Anaesthesia Flashcards Preview

Sem 5 Pharm > Anaesthesia > Flashcards

Flashcards in Anaesthesia Deck (22):
1

Name 4 Drugs given IV for general anaesthesia

Propofol
Ketamine
Barbiturates
Etomidate

2

Name 5 inhaled anaesthetics used for general anaesthesia

Sevoflurane
Desflurane
Isoflurane
Xenon
Nitrous oxide

3

What is concious sedation?

Where a small amount of anaesthetic/benzodiazepines are used to create a sleepy state where the patient is concious but comfortable.

4

Name the two ways general anaesthetics work

By enhancing inhibitory signals (activating GABA)
By inhibiting excitatory signals (inhibiting glutamate/NMDA)

5

List 2 general anaesthetic that works by activating GABA

Propofol
Barbiturates

6

List 3 general anaesthetics that work by inhibiting glutamate/NMDA

Ketamine
Nitrous Oxide
Xenon

7

What are the 5 steps in anaesthesia, excluding end of procedure anaesthesia?

1) pre medication- (send you to sleep) usually benzo eg Lorazepam
2) induction (usually IV)
3) intra-operative analgesia (usually opioid)
4) muscle paralysis (allows to intubation)
5) maintenance (IV or inhalation)

8

What two steps of anaesthesia are at the end of a procedure?

1) reversal of muscle paralysis
2) provision for post op N+V and analgesia

9

What is MAC? (Minimum alveolar concentration)?

Alveolar concentration at which 50% of patients fail to move to stimuli (where [alveolar] = [spinal cord])

10

List 7 things that can affect MAC and their effect

Age (infants have higher MAC, elderly have lower)
Temperature (hyper increases, hypo decreases)
Alcohol (increases MAC)
Pregnancy (increases MAC)
Central Stimulants (increases MAC)
Other anaesthetics/sedatives (decrease MAC)
Opioids (increase MAC)

11

What can you use to decrease MAC? (Meaning you can use lower doses of anaesthetic)

Using N2O instead of O2 allows MAC to decrease

12

What brain circuits are being targeted by general anaesthesia?

Reticular formation
Brainstem (therefore decreases resp and cvs drive)
Analgesia depresses anterior horn and motor neuronal activity

13

What are the 4 levels of anaesthesia? (Guedes sign)

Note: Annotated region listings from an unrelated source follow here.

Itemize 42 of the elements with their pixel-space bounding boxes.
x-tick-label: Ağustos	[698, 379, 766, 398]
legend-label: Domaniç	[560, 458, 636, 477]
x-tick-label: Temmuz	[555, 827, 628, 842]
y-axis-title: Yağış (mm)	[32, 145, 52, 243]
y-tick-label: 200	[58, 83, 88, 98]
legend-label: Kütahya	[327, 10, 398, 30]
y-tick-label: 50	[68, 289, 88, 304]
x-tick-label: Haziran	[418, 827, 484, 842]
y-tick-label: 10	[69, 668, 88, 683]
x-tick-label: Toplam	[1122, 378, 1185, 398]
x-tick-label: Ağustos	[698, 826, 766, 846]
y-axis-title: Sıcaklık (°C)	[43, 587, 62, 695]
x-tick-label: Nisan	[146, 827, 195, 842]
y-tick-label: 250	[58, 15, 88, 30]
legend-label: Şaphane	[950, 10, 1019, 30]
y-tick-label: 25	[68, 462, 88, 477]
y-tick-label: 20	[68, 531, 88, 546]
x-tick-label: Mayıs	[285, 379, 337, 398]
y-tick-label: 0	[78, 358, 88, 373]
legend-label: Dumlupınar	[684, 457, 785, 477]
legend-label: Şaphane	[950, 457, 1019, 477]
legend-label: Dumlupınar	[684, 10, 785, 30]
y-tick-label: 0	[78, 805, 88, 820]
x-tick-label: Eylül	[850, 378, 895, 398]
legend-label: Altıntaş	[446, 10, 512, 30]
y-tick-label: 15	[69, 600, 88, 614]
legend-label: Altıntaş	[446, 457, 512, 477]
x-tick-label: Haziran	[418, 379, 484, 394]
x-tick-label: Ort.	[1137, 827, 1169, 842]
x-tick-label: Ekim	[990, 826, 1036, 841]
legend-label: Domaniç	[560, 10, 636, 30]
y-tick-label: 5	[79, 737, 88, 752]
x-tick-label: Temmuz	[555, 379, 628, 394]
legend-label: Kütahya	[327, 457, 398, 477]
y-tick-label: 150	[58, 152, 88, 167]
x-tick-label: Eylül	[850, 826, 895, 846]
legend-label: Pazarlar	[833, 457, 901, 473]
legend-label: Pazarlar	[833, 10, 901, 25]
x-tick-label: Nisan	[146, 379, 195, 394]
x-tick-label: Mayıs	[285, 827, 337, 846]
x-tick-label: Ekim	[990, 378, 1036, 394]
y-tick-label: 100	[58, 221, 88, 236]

1) analgesia- normal muscle tone, analgesia but concious
2)excitement is a short phase, not always seen. Muscle tone is normal or increased, breathing can be erratic.
3) surgical anaesthesia (has 4 levels from slightly relaxed to markedly with weak breathing and no eye movements)
4) respiratory paralysis- flaccid and no breathing or eye movements

14

What level of anaesthesia is regularly not seen? Why? And what are the features?

Excitement phase (2nd)
Usually too quick to be seen
Erratic breathing, normal to increased muscle tone.

15

Name 5 local anaesthetics

Amide- lignocaine, bupivicaine, prilocaine, procaine
Ester- cocaine, amethocaine

16

Why are amide anaesthetics better than Ester?

They have a stronger bond and are heat stable and so more stable and so last longer.
Also Ester anaesthetics when metabolised result in PABA production, which can cause allergy.

17

In what state can local anaesthetics cross the cell membrane?

Unionised

18

In which state, acidosis or alkalosis, does the local anaesthetic last longer?

Alkalosis
If patient is more acidotic, LA becomes ionised very quickly and therefore ineffective

19

Why are local anaesthetics given with adrenaline?

Many LAs have vasodilator effects which therefore increases systemic absorption (rather than local).
Adrenaline is a vasoconstrictor.

20

Where shouldn’t you deliver local anaesthetics with adrenaline?

Small digits due to risk of ischaemic necrosis due to vasoconstrictor effects of adrenaline.
Need to aspirate first to check not in vein/artery.

21

How are local anaesthetic metabolised?

Esters: metabolised quickly by plasma esterases
Amides: metabolised in liver

22

Why does bupivicaine have a longer duration of action?

It is more proteinbound therefore has a longer duration of action as drug is made available for metabolism more slowly.